The Royal Tenenbaums
dir. Wes Anderson
Opens Fri Dec 21 at the Neptune.
The great Gene Hackman has played the same hard-bitten man of power so many times in recent years that it's easy to think of him as a one-trick pony. Brilliant as he was in The French Connection, Superman, Unforgiven, and innumerable other films, nowadays you can mostly count on him to clench a cigar in his teeth and bark out lines like "Dammit, are you questioning my authority?"
Which is why it's such a joy that Gene Hackman, in Wes Anderson's The Royal Tenenbaums, is the picture of perfection; here his man of power has fallen on hard times, and has resolved that his greatest conquest will be to regain the love of his own embittered family. Hackman is Royal Tenenbaum, estranged patriarch of a clan of frustrated former prodigies. His three children despise him for his years of careless nonchalance. His wife, from whom he's lived apart for more than a decade without being divorced, has assiduously erected a world of defenses against him. For all these years he's shown no interest or sentimentality toward them; ensconced in a luxury hotel, infamous as an unscrupulous lawyer, he's the perfect middle-aged American bachelor who lives as though his actions will never have consequences.
Then the money runs out. Royal learns that his wife is contemplating remarriage just as he is being evicted from his hotel suite, and with slimy savvy he sets about thwarting her engagement and regaining his home, and by extension his role as Father, by play-acting the cliché of the dying man seeking redemption for his sins. Hackman nails the character of a pre-feminist American male who has learned the advantages of faking that he cares. When Royal's family discovers that his "fatal" illness is a sham and eject him with contemptuous disbelief, it is written all over Hackman's face that he thinks they're splitting hairs. So he was pretending to be sick--so what? He could have been dying. Brilliant. He then discovers that he really does want his family back and he really is contrite, but his family doesn't believe him, and we're not sure we do either.
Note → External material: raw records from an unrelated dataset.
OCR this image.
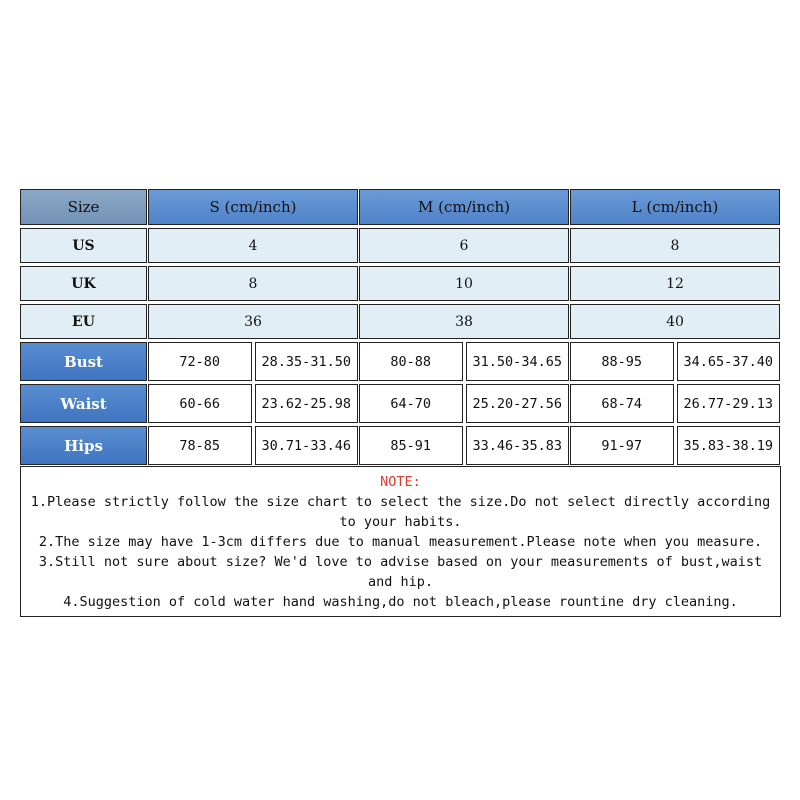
Size	S (cm/inch)	M (cm/inch)	L (cm/inch)
US	4	6	8
UK	8	10	12
EU	36	38	40
Bust	72-80	28.35-31.50	80-88	31.50-34.65	88-95	34.65-37.40
Waist	60-66	23.62-25.98	64-70	25.20-27.56	68-74	26.77-29.13
Hips	78-85	30.71-33.46	85-91	33.46-35.83	91-97	35.83-38.19
NOTE:
1.Please strictly follow the size chart to select the size.Do not select directly according to your habits.
2.The size may have 1-3cm differs due to manual measurement.Please note when you measure.
3.Still not sure about size? We'd love to advise based on your measurements of bust,waist and hip.
4.Suggestion of cold water hand washing,do not bleach,please rountine dry cleaning.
Hackman is backed up by a tremendous supporting cast, and Wes Anderson has coaxed some surprising performances from them in the service of his larger vision--surprising because everyone but Hackman is fantastically one-dimensional. Ben Stiller is nervous and shrill as the widowed, overprotective father of twins Ari and Uzi (!) who wants to destroy his own father with scorn but only manages to be a minor irritant. Gwyneth Paltrow is unbelievably wounded as the adopted daughter who could never rise above afterthought in her father's eyes, and so sought out male love in a passionless quest worthy of the DSM-IV. Luke Wilson is shell-shocked with grief over his unrequited love for his adopted sister, which possibly destroyed his tennis career, and seethes with expressionless agony. Angelica Houston is appropriate as the still-beautiful matriarch. Danny Glover is startling and discomfiting as the careful and formal suitor who unmasks Royal and is his unhappy foil. Glover's performance swings from hysterical slapstick to one moment of totally captivating middle-aged interracial passion that clinches the plot of the film. Owen Wilson plays himself especially well. The only disappointment is the heartbreaking underuse of the brilliant Bill Murray. When he appeared in the trailer I actually stood up in the theater and cheered, but in the actual film his character is so subdued that he becomes fascinating by virtue of the opaque choice to keep him under wraps.
Finally, the sets and costumes deserve more than just special mention. It would be completely possible to write a review of The Royal Tenenbaums in which the costumes were the real stars. Wes Anderson can create a whole world that exists just slightly out of time and place, in which a purple turtleneck sweater under a rusty corduroy blazer rise above Beastie Boy mockery into an outfit of sublime beauty. The Upper West Side of the Tenenbaums is located somewhere between Park Avenue and the City of Lost Children, as much a product of The Adventures of Baron Munchausen as of Woody Allen's Manhattan.
The Royal Tenenbaums will unavoidably be compared to Anderson's Rushmore, but it is a much darker film. It has moments of real tragedy, and it is hyper-aloof. And I would happily watch it 15 times.